While Trudeau acted poorly in the past, it is clear that he made an effort to improve and therefore, instead of being judged and criticized based on his previous actions, maybe he should be perceived based on how he acts and conducts himself in the present.

However, Trudeau did act wrongly and extremely carelessly by dressing up in a racialized way, especially considering Canada’s history in how many individuals from various ethnic backgrounds face racial prejudice and discrimination in their everyday lives.

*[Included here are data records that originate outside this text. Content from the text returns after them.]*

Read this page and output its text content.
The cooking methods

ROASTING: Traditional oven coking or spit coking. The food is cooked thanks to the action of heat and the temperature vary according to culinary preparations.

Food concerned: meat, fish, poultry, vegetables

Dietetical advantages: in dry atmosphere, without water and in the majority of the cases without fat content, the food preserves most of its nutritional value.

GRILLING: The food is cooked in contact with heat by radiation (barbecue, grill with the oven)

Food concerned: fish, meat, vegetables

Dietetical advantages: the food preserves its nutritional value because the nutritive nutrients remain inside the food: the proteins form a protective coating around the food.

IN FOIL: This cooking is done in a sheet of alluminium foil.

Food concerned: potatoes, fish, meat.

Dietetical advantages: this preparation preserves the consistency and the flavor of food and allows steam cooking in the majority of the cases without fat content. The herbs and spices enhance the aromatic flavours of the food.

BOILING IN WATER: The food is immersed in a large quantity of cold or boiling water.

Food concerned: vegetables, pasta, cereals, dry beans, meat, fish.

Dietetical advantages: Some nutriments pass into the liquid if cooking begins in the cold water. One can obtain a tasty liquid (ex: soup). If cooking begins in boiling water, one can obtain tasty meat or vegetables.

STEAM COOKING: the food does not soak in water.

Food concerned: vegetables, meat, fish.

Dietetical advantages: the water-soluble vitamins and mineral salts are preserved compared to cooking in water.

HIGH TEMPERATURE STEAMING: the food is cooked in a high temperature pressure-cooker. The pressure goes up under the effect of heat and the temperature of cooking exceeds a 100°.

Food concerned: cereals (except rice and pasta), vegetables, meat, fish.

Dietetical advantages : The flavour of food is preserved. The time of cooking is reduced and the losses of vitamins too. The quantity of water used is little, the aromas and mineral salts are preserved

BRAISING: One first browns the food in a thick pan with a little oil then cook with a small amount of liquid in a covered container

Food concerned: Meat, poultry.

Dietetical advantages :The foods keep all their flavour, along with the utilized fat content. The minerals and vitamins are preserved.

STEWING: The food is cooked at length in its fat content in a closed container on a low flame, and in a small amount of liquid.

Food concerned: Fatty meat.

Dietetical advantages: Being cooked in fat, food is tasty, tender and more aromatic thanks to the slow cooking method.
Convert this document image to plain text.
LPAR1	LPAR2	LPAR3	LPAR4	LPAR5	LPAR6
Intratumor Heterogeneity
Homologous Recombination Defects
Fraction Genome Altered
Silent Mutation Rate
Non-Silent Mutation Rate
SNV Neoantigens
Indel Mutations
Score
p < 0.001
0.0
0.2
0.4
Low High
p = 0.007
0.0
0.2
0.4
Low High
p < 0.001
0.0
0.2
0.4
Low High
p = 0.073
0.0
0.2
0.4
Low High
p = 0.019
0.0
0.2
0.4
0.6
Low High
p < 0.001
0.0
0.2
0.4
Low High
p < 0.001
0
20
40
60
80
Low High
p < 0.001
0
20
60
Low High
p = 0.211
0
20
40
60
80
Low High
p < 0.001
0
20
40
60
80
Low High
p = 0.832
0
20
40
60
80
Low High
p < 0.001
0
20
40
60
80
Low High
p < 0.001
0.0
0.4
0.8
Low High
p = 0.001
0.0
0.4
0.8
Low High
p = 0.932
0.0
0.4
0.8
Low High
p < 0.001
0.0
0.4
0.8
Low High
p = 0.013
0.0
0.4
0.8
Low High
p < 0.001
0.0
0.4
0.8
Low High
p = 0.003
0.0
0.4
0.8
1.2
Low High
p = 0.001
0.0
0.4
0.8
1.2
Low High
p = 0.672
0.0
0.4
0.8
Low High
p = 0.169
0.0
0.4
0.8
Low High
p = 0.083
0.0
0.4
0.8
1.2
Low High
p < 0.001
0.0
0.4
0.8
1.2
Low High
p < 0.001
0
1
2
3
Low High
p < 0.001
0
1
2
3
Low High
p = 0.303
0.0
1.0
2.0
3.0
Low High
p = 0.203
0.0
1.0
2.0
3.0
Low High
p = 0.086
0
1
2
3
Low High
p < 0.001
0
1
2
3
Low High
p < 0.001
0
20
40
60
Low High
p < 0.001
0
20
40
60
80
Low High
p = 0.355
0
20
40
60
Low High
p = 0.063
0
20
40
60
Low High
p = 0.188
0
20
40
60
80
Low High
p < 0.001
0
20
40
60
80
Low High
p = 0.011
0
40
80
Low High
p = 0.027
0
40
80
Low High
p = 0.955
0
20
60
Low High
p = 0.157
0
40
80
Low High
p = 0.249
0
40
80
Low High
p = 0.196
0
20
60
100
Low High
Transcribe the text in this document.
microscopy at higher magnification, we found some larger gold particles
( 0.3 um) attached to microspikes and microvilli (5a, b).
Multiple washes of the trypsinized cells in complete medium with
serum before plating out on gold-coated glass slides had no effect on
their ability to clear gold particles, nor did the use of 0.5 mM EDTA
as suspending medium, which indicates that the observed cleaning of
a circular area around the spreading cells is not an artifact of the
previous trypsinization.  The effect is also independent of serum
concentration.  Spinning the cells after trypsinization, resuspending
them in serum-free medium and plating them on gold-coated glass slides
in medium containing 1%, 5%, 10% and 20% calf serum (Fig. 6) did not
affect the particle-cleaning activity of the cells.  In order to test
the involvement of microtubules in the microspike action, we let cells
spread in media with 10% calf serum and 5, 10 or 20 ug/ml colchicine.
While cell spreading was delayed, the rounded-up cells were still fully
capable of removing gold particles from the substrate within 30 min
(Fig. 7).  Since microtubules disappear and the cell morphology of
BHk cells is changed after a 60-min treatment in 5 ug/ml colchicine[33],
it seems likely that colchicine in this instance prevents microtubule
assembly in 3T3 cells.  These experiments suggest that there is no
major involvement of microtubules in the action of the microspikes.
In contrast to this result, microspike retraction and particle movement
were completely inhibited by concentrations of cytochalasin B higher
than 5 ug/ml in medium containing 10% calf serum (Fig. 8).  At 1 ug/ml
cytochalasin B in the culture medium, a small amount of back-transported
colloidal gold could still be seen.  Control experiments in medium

During the 19th and early 20th centuries, the offensive social practice and popular entertainment form, blackface, existed in Canada, which involved white individuals darkening their skin and acting in ways intended to mock, insult, and ridicule people of African descent.

Brownface was also done with a similar intent, but was based on exoticism. As a result, I can understand how his previous actions can be viewed as offensive and hurtful, since anytime someone dresses up in black/brown face, individuals from these ethnic backgrounds are reminded of this painful former racist practice, as well as their own experiences of racism.

Although I understand that Trudeau was embarrassed by his previous actions, I do believe that he should have handled the situation better and more appropriately by being honest and upfront when the first photo surfaced, rather than lying and saying this was the only black/brown face incident from his past, especially when two other images surfaced in the following 12 hours.

Despite the decrease in Trudeau’s political support and the damage to his credibility that his former actions have caused, he has not stated any plans to resign from politics or step down as the leader of the Liberal party. Instead, he has given an apology speech expressing that his former black/ brown face actions “(are) something (he) deeply, deeply regrets,” (as mentioned in an online Global News article) and his desire to do more to prevent racial discrimination within Canada.

Overall, this situation has demonstrated that ethnicity is an extremely sensitive, but important subject matter within Canadian society, which people need to understand, consider and ultimately respect. As NDP leader, Jagmeet Singh, stated, (as referenced in a Global News article) “racism in Canada has been ignored for too long . . . It’s a lived experience and therefore politicians need to stop avoiding this subject when it is ‘politically beneficial.’”

Moving forward, I encourage everyone to approach matters of ethnicity with respect and consideration and sincerely hope that the outcome of the upcoming federal election produces a prime minister who upholds this same attitude in their political and personal life.